Washington, D.C., now has the highest first-year teacher salary in the country: up to $120,000. Previously, teachers with 20 years of experience and a doctorate could earn up to $90,000, Henderson said.
The higher teacher salaries helped to attract and retain D.C.’s best teachers, Henderson said. The district sought $67 million in funding from private foundations to raise salaries and made efficiencies in district operations to continue the pay-for-performance program, she added.
Rhee and Henderson also focused on removing low-performing teachers, firing about 400 educators in the first three years. That represents about 10 percent of the 4,100 teachers in Washington, D.C., Henderson said.
Rhee was criticized letting go of hundreds of teachers and allowing media to cover one such firing.
“I might do it differently, but I’d do it all over again,” Henderson said of the teacher layoffs. “We had to send a different message (to teachers).”
The changes brought about a “radical” improvement in teacher quality, which in turn improved student achievement, Henderson said. Student enrollment and teacher retention ticked up, graduation rates went up, truancy rates dropped and students’ scores on national and international tests jumped, she said.
On a national benchmark assessment, D.C. eighth-graders posted the biggest gains in reading nationally, Henderson said.
“We’re not at the top of the pack, but we’re growing further, faster,” she said. “That’s what’s going to get us to the top of the pack.”
(Henderson didn’t mention that teachers in 18 D.C. public schools were found last year to have cheated on high-stakes tests. An independent investigation found there is no widespread cheating in D.C. schools.)
Henderson’s school reform efforts haven’t just focused on teachers, she said. Improving parent engagement and student satisfaction is just as important, she said.
About 12 percent of D.C. Public Schools’ 47,000 students are considered English-language learners, many of whom don’t have English-speaking parents, Henderson said. Instead of offering expensive programs that teach parents to read and properly file taxes, D.C. worked with teachers to provide materials that could help parents teach their children.
“Even if you can’t read, you can do flashcards with kids,” Henderson said. “We trained teachers to engage parents by sending something like flashcards home with kids.”

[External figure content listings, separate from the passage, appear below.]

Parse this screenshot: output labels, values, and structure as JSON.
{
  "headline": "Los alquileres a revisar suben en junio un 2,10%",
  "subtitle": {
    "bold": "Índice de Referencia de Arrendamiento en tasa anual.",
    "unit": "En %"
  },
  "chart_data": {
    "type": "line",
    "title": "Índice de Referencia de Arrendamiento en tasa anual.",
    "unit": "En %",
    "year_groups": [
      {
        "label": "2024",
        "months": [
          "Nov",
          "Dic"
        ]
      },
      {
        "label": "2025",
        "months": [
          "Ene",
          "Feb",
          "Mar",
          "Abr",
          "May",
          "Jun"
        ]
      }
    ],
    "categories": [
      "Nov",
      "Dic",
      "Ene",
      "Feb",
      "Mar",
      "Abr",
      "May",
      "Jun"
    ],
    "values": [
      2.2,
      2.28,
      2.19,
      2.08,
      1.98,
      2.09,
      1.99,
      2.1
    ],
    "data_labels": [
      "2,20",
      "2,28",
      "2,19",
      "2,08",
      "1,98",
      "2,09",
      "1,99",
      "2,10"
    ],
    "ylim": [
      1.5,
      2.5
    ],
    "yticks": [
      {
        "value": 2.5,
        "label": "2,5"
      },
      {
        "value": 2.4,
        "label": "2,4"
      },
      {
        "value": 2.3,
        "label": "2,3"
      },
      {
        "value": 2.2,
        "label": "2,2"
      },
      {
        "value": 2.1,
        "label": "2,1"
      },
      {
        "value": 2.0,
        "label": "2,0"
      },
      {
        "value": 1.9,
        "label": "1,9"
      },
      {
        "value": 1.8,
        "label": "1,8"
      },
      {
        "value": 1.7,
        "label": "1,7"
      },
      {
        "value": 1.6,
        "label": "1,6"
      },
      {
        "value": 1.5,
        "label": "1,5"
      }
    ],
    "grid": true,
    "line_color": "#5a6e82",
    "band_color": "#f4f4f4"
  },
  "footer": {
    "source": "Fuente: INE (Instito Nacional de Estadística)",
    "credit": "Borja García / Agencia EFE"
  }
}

To improve student satisfaction, Henderson recently committed $5 million to D.C. schools. Henderson, who has two children in her public school system, said she wants students to learn, but also be content at school.
“I want my kids to be happy, to feel safe and to explore their talents and possibilities,” Henderson said. “I want my kids, everybody’s kids, to like school. I don’t want to test and drill them to death.”
School Board President Erin Cranor, who attended Henderson’s talk, said she was pleased to find that Nevada is adopting many of the education reform efforts that have occurred in Washington.
The Silver State is in the middle of rolling out a new teacher and principal evaluation system, which will grade teachers as being "highly effective," "effective," "minimally effective" or "ineffective" based on student test scores and how well teachers model good teaching practices. Previously, teachers were evaluated by their principals through two classroom observations and were rated either "satisfactory" or "unsatisfactory."
“It’s great timing to learn what their game plan is,” Cranor said. “There’s a lot we can learn from (Henderson).”